Other Key Accomplishments on Standards and Conformance


  1. ASEAN is also working on the harmonisation of the Electrical and Electronic Regulatory Regime among Member Countries. With the signing of the Agreement on ASEAN Harmonised Electrical and Electronic Equipment Regulatory Regime in December 2005, a 5-year action plan to support the implementation of this Agreement has been developed and agreed upon by all Electrical and Electronic Regulatory Authorities in January 2006.
  2. There has been good progress toward the establishment of one regulatory scheme for cosmetics by 1 January 2008. Member Countries are making necessary preparations for the implementation of the Agreement on ASEAN Harmonised Cosmetic Regulatory Scheme which was signed in September 2003.
  3. Continuing efforts are made to implement the ASEAN Common Technical Dossiers (ACTD) and the ASEAN Common Technical Requirements (ATCRs) by 31 December 2008. A Sectoral Mutual Recognition Arrangement on Good Manufacturing Practice (GMP) Inspection is also being explored.

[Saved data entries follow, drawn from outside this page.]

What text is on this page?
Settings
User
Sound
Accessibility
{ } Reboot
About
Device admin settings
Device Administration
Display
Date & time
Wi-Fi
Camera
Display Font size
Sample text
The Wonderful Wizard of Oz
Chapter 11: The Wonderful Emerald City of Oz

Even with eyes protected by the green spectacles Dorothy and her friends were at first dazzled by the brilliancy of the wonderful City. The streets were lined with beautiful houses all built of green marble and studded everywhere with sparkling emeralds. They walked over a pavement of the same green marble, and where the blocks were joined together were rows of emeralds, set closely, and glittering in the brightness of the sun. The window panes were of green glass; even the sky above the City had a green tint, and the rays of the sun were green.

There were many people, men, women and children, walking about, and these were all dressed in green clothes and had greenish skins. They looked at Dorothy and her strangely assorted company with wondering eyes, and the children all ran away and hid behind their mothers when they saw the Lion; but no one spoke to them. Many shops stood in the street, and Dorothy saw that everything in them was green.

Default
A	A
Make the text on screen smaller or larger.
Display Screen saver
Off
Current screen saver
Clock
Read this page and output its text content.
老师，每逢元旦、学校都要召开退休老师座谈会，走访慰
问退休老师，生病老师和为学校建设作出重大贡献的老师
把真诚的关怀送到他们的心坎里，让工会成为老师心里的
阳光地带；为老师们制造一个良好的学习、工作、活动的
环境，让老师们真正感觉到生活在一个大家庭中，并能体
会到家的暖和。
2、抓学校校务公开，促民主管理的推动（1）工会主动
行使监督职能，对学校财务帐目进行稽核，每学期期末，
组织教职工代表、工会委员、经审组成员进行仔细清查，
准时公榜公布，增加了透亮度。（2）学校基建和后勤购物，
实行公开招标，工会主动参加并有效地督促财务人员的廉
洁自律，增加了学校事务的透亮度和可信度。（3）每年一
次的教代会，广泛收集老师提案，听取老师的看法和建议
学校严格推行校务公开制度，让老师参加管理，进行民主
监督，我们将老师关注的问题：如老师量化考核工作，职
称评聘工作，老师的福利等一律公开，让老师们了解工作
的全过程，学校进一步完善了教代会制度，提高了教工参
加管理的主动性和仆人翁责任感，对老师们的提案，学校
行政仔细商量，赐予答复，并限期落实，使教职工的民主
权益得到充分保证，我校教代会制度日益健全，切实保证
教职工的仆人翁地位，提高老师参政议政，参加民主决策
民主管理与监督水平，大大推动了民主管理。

  4. Substantive work on harmonisation of technical requirements/ regulations is being undertaken to facilitate the integration of traditional medicines and health supplements as well as medical device in the region by 2010.
  5. The adoption of a Post-Marketing Alert (PMA) System for defective and unsafe health care products (cosmetics, pharmaceuticals, medical device, traditional medicines and health supplements) to strengthen networking among Regulatory Authorities toward unsafe and defective healthcare products.
  6. Progress has also been made in the establishment of ASEAN Reference Testing Laboratories (ARLs) in the areas of mycotoxins, pesticide residues, veterinary drugs, microbiology, heavy metals and genetically modified organisms. Six laboratories located in Malaysia, Singapore, Thailand and Viet Nam were selected to serve as the ARLs.